Kathleen Hutton holds fast to the end-of-life dream journals fastidiously kept by her sister, Mrs. Shaffer, a former elementary schoolteacher and principal. Rosemary Shaffer wrote about spiders and trucks, and then the ladybugs. In one dream, she saw flowers at a funeral home, which reminded her of those her daughter painted on handmade scarves. She felt loved and joyful.

"I was glad she could talk about dreams with the hospice people," Ms. Hutton said. "She knew it was her subconscious working through what she was feeling. She was much more at peace."

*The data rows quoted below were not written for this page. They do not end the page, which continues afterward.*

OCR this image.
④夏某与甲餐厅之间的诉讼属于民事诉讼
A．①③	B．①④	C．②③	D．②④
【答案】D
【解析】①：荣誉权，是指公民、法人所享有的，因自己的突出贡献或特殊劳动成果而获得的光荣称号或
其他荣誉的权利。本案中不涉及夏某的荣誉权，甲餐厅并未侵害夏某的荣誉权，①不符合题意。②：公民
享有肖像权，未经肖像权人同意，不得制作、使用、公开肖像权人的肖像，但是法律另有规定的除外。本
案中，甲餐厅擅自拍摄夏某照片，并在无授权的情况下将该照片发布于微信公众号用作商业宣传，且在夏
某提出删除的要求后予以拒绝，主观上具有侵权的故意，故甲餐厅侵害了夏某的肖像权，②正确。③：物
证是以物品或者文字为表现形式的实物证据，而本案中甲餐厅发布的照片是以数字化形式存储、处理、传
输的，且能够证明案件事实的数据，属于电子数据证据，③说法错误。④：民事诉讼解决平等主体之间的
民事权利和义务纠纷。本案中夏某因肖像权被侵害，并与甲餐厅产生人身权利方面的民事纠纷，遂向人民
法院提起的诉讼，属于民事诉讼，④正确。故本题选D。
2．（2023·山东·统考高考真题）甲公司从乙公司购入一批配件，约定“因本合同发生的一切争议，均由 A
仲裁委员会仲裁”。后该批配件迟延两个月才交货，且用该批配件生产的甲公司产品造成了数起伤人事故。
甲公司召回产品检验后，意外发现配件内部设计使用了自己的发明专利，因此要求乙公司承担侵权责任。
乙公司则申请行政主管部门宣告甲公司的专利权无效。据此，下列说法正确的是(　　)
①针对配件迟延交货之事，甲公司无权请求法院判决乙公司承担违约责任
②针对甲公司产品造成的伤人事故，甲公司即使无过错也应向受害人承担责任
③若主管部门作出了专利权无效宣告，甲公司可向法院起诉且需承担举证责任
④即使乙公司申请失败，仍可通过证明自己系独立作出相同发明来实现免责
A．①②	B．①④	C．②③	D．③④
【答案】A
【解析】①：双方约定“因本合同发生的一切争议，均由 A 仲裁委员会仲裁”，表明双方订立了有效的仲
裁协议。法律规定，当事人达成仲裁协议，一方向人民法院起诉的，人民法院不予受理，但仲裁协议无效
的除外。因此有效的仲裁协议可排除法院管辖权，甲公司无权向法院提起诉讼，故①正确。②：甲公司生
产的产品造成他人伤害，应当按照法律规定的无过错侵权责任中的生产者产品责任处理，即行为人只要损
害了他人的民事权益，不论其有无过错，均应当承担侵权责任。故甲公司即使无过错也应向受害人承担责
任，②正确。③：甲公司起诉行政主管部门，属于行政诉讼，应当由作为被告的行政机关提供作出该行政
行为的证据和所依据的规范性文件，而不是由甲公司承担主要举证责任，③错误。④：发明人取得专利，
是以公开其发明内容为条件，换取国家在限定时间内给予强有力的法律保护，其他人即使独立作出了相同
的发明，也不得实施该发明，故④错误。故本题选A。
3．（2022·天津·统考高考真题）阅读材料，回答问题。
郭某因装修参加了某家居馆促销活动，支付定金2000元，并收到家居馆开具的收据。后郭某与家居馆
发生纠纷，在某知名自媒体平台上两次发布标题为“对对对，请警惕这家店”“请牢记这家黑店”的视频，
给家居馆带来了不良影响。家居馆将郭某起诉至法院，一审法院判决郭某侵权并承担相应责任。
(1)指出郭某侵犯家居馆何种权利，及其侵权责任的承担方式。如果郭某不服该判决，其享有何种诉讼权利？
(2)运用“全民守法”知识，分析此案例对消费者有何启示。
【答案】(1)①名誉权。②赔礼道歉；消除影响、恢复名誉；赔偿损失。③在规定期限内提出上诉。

Knowing that has made her own grief more manageable, said Ms. Hutton, who teared up as she clasped the journals during a visit at the hospice's family lounge.

Describing dreams
© Jon R. Hand Rosemary Shaffer described a dream where spiders transformed into ladybugs months before she died of colon cancer.
Several months ago, Mrs. Brennan, the nurse, sat with a distraught husband, whose wife had pancreatic cancer that had spread to the liver. She had been reporting dreams about work, God and familiar people who had died. The patient thought that she would be welcomed in heaven, she said. That God told her she had been a good wife and mother.

"Her husband was angry at God," Mrs. Brennan said. "I said: 'But Ann is not. Her dreams aren't scary to her at all. They are all about validation.'

"He just put his head down and wept."